🤖 AI Summary
Large-scale technical document deduplication is critical to mitigate redundancy, model memorization, and evaluation bias in LLM training—but existing document-level deduplication methods suffer from prohibitive memory and computational overhead. To address this, we propose BloomLSH: the first method to replace the MinHash-based LSH index with a Bloom filter, integrated with signature compression and distributed hashing for scalable, memory-efficient duplicate detection. BloomLSH achieves high precision while enabling extreme memory compression and linear scalability.
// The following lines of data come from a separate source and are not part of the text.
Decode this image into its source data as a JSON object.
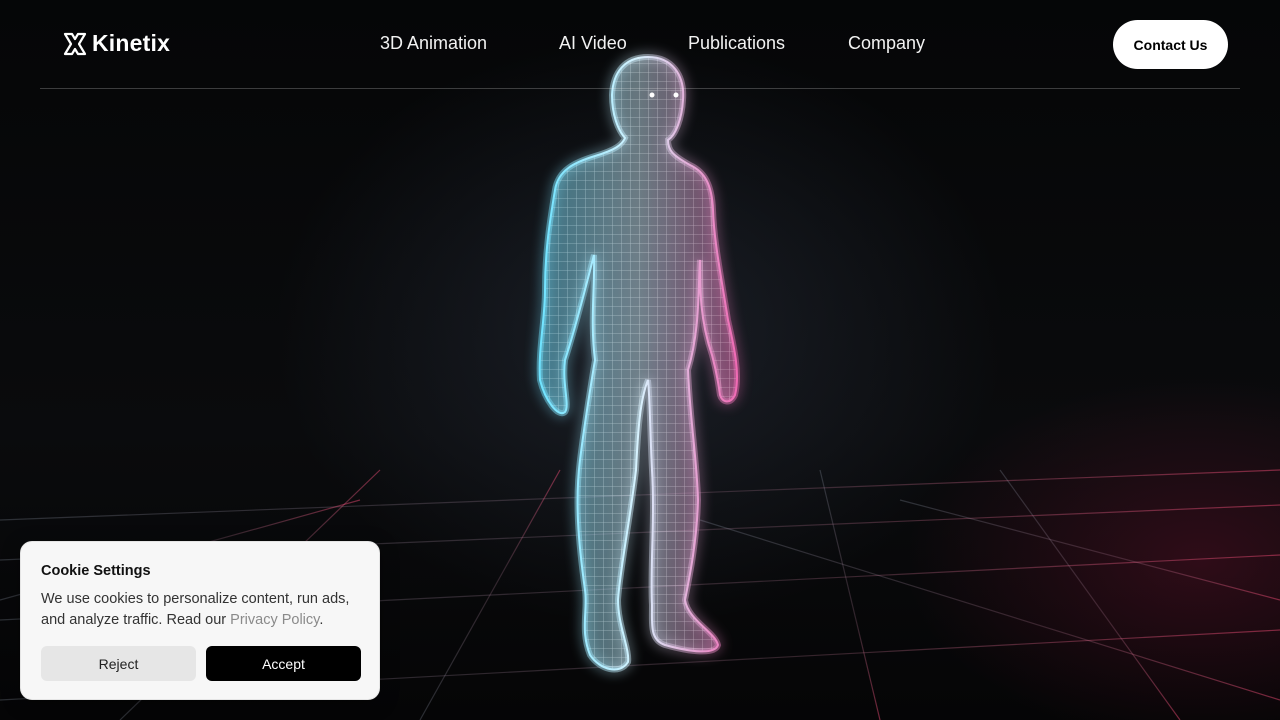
{
  "brand": {
    "name": "Kinetix",
    "logo_icon": "x-mark-logo-icon"
  },
  "nav": {
    "items": [
      {
        "label": "3D Animation"
      },
      {
        "label": "AI Video"
      },
      {
        "label": "Publications"
      },
      {
        "label": "Company"
      }
    ],
    "contact_label": "Contact Us"
  },
  "hero": {
    "image": "wireframe-human-figure",
    "accent_colors": [
      "#5fd6f0",
      "#e85aa6"
    ]
  },
  "cookie": {
    "title": "Cookie Settings",
    "text_before": "We use cookies to personalize content, run ads, and analyze traffic. Read our ",
    "link": "Privacy Policy",
    "text_after": ".",
    "reject_label": "Reject",
    "accept_label": "Accept"
  }
}
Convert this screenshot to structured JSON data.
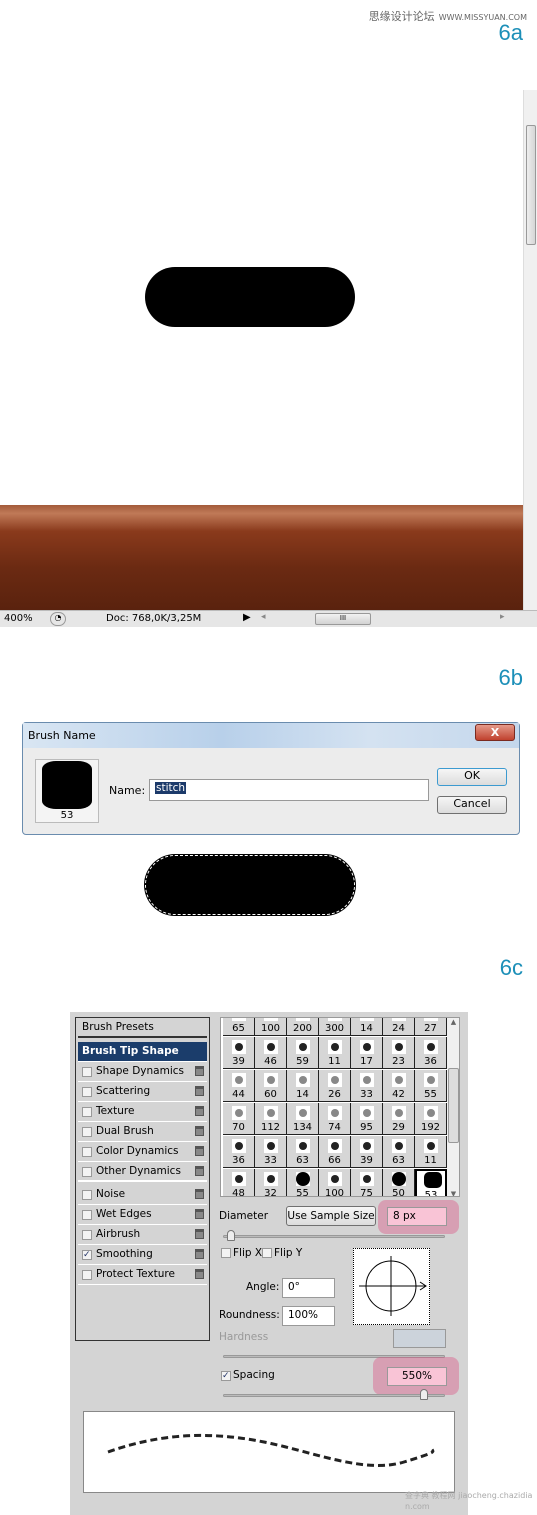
{
  "watermark": {
    "site_cn": "思缘设计论坛",
    "site_url": "WWW.MISSYUAN.COM",
    "footer": "查字典 教程网 jiaocheng.chazidian.com"
  },
  "steps": {
    "a": "6a",
    "b": "6b",
    "c": "6c"
  },
  "statusbar": {
    "zoom": "400%",
    "doc": "Doc: 768,0K/3,25M"
  },
  "dialog": {
    "title": "Brush Name",
    "close": "X",
    "preview_size": "53",
    "name_label": "Name:",
    "name_value": "stitch",
    "ok": "OK",
    "cancel": "Cancel"
  },
  "brushes": {
    "options": [
      {
        "label": "Brush Presets",
        "type": "header"
      },
      {
        "label": "Brush Tip Shape",
        "type": "selected"
      },
      {
        "label": "Shape Dynamics",
        "checked": false
      },
      {
        "label": "Scattering",
        "checked": false
      },
      {
        "label": "Texture",
        "checked": false
      },
      {
        "label": "Dual Brush",
        "checked": false
      },
      {
        "label": "Color Dynamics",
        "checked": false
      },
      {
        "label": "Other Dynamics",
        "checked": false
      },
      {
        "label": "Noise",
        "checked": false
      },
      {
        "label": "Wet Edges",
        "checked": false
      },
      {
        "label": "Airbrush",
        "checked": false
      },
      {
        "label": "Smoothing",
        "checked": true
      },
      {
        "label": "Protect Texture",
        "checked": false
      }
    ],
    "tips": [
      "65",
      "100",
      "200",
      "300",
      "14",
      "24",
      "27",
      "39",
      "46",
      "59",
      "11",
      "17",
      "23",
      "36",
      "44",
      "60",
      "14",
      "26",
      "33",
      "42",
      "55",
      "70",
      "112",
      "134",
      "74",
      "95",
      "29",
      "192",
      "36",
      "33",
      "63",
      "66",
      "39",
      "63",
      "11",
      "48",
      "32",
      "55",
      "100",
      "75",
      "50",
      "53"
    ],
    "selected_tip": "53",
    "diameter_label": "Diameter",
    "use_sample": "Use Sample Size",
    "diameter": "8 px",
    "flipx": "Flip X",
    "flipy": "Flip Y",
    "angle_label": "Angle:",
    "angle": "0°",
    "roundness_label": "Roundness:",
    "roundness": "100%",
    "hardness_label": "Hardness",
    "spacing_label": "Spacing",
    "spacing": "550%",
    "spacing_checked": true,
    "highlight_color": "#e892b0"
  }
}
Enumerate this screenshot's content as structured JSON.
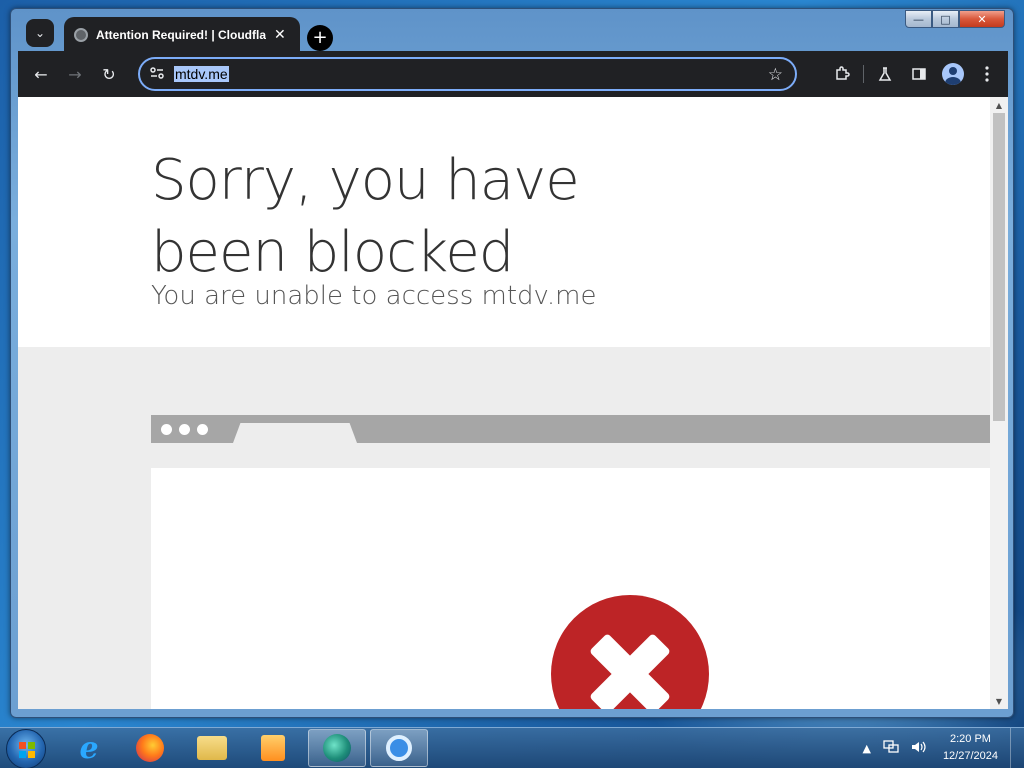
{
  "window": {
    "controls": {
      "minimize": "—",
      "maximize": "□",
      "close": "✕"
    }
  },
  "browser": {
    "tab": {
      "title": "Attention Required! | Cloudflare",
      "close": "✕",
      "icon": "globe-icon"
    },
    "tab_search_icon": "⌄",
    "new_tab": "+",
    "nav": {
      "back": "←",
      "forward": "→",
      "reload": "↻"
    },
    "omnibox": {
      "url": "mtdv.me",
      "site_info_icon": "tune-icon",
      "bookmark_icon": "☆"
    },
    "toolbar_icons": [
      "extensions-icon",
      "labs-icon",
      "side-panel-icon",
      "profile-icon",
      "menu-icon"
    ]
  },
  "page": {
    "headline": "Sorry, you have been blocked",
    "subline": "You are unable to access mtdv.me"
  },
  "taskbar": {
    "apps": [
      "internet-explorer",
      "firefox",
      "file-explorer",
      "media-player",
      "edge-browser",
      "search-app"
    ],
    "clock": {
      "time": "2:20 PM",
      "date": "12/27/2024"
    }
  },
  "colors": {
    "chrome_dark": "#202124",
    "focus_ring": "#7cacf8",
    "error_red": "#bd2426",
    "gray_zone": "#ededed"
  }
}
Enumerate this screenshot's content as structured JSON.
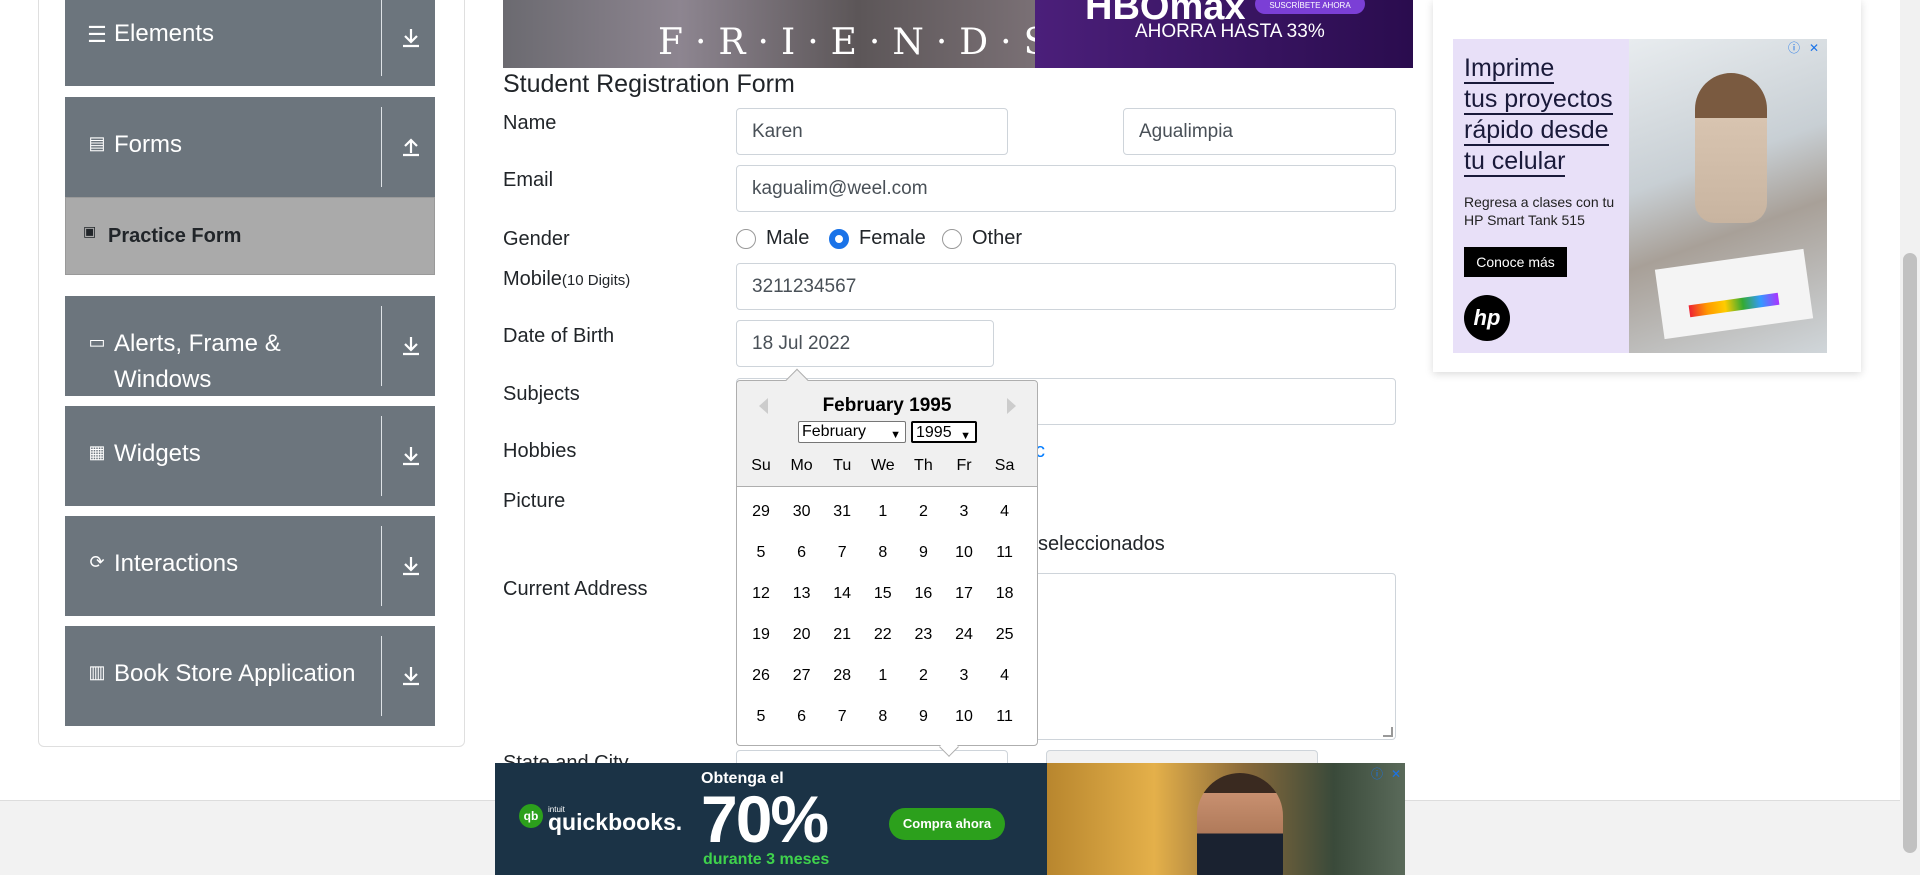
{
  "sidebar": {
    "groups": [
      {
        "label": "Elements",
        "icon": "menu-icon",
        "arrow": "download"
      },
      {
        "label": "Forms",
        "icon": "document-icon",
        "arrow": "upload"
      },
      {
        "label": "Alerts, Frame &",
        "label2": "Windows",
        "icon": "window-icon",
        "arrow": "download"
      },
      {
        "label": "Widgets",
        "icon": "widgets-icon",
        "arrow": "download"
      },
      {
        "label": "Interactions",
        "icon": "refresh-icon",
        "arrow": "download"
      },
      {
        "label": "Book Store Application",
        "icon": "books-icon",
        "arrow": "download"
      }
    ],
    "active_item": "Practice Form"
  },
  "ads": {
    "top": {
      "friends_logo": "F·R·I·E·N·D·S",
      "hbo_logo": "HBOmax",
      "hbo_button": "SUSCRÍBETE AHORA",
      "hbo_offer": "AHORRA HASTA 33%"
    },
    "right": {
      "headline": [
        "Imprime",
        "tus proyectos",
        "rápido desde",
        "tu celular"
      ],
      "sub": "Regresa a clases con tu HP Smart Tank 515",
      "cta": "Conoce más",
      "logo": "hp"
    },
    "bottom": {
      "intuit": "intuit",
      "brand": "quickbooks.",
      "lead": "Obtenga el",
      "percent": "70%",
      "duration": "durante 3 meses",
      "cta": "Compra ahora"
    }
  },
  "form": {
    "title": "Student Registration Form",
    "labels": {
      "name": "Name",
      "email": "Email",
      "gender": "Gender",
      "mobile": "Mobile",
      "mobile_hint": "(10 Digits)",
      "dob": "Date of Birth",
      "subjects": "Subjects",
      "hobbies": "Hobbies",
      "picture": "Picture",
      "address": "Current Address",
      "state_city": "State and City"
    },
    "first_name": "Karen",
    "last_name": "Agualimpia",
    "email": "kagualim@weel.com",
    "gender_options": [
      "Male",
      "Female",
      "Other"
    ],
    "gender_selected": "Female",
    "mobile": "3211234567",
    "dob": "18 Jul 2022",
    "hobby_tail": "c",
    "upload_tail": "seleccionados"
  },
  "datepicker": {
    "title": "February 1995",
    "month_select": "February",
    "year_select": "1995",
    "day_names": [
      "Su",
      "Mo",
      "Tu",
      "We",
      "Th",
      "Fr",
      "Sa"
    ],
    "weeks": [
      [
        "29",
        "30",
        "31",
        "1",
        "2",
        "3",
        "4"
      ],
      [
        "5",
        "6",
        "7",
        "8",
        "9",
        "10",
        "11"
      ],
      [
        "12",
        "13",
        "14",
        "15",
        "16",
        "17",
        "18"
      ],
      [
        "19",
        "20",
        "21",
        "22",
        "23",
        "24",
        "25"
      ],
      [
        "26",
        "27",
        "28",
        "1",
        "2",
        "3",
        "4"
      ],
      [
        "5",
        "6",
        "7",
        "8",
        "9",
        "10",
        "11"
      ]
    ]
  },
  "colors": {
    "sidebar_group": "#6c757d",
    "active_item": "#aaaaaa",
    "accent": "#1a73e8"
  }
}
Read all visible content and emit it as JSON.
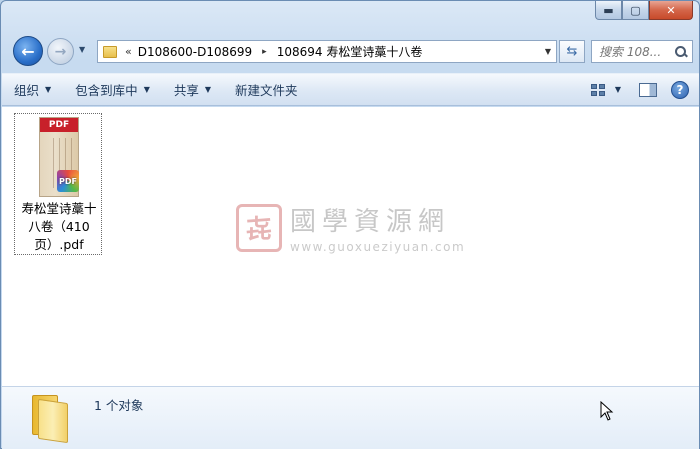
{
  "window": {
    "controls": {
      "minimize": "▬",
      "maximize": "▢",
      "close": "✕"
    }
  },
  "nav": {
    "back_icon": "back-arrow-icon",
    "forward_icon": "forward-arrow-icon",
    "address": {
      "overflow": "«",
      "crumbs": [
        "D108600-D108699",
        "108694 寿松堂诗藁十八卷"
      ],
      "separator": "▸"
    },
    "search": {
      "placeholder": "搜索 108..."
    }
  },
  "toolbar": {
    "organize": "组织",
    "include_in_library": "包含到库中",
    "share": "共享",
    "new_folder": "新建文件夹",
    "help": "?"
  },
  "files": [
    {
      "name": "寿松堂诗藁十八卷（410页）.pdf",
      "thumb_label": "PDF",
      "badge_label": "PDF"
    }
  ],
  "watermark": {
    "seal_char": "㐂",
    "name": "國學資源網",
    "url": "www.guoxueziyuan.com"
  },
  "status": {
    "count_text": "1 个对象"
  },
  "colors": {
    "accent": "#1e395b",
    "pdf_red": "#c8202a"
  }
}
On the peS2o dataset, it reduces disk footprint to just 0.6% and accelerates processing by 2.7× compared to MinHash LSH. At billion-document scale, it saves 54× memory and speeds up deduplication by 2.5×. BloomLSH establishes a new paradigm for efficient, lightweight, and production-deployable deduplication of ultra-large-scale training corpora.
📝 Abstract
Deduplication is a major focus for assembling and curating training datasets for large language models (LLM) -- detecting and eliminating additional instances of the same content -- in large collections of technical documents. Unrestrained, duplicates in the training dataset increase training costs and lead to undesirable properties such as memorization in trained models or cheating on evaluation. Contemporary approaches to document-level deduplication are often extremely expensive in both runtime and memory. We propose LSHBloom, an extension to MinhashLSH, which replaces the expensive LSHIndex with lightweight Bloom filters. LSHBloom demonstrates the same deduplication performance as MinhashLSH with only a marginal increase in false positives (as low as 1e-5 in our experiments); demonstrates competitive runtime (270% faster than MinhashLSH on peS2o); and, crucially, uses just 0.6% of the disk space required by MinhashLSH to deduplicate peS2o. We demonstrate that this space advantage scales with increased dataset size -- at the extreme scale of several billion documents, LSHBloom promises a 250% speedup and a 54$ imes$ space advantage over traditional MinHashLSH scaling deduplication of text datasets to many billions of documents.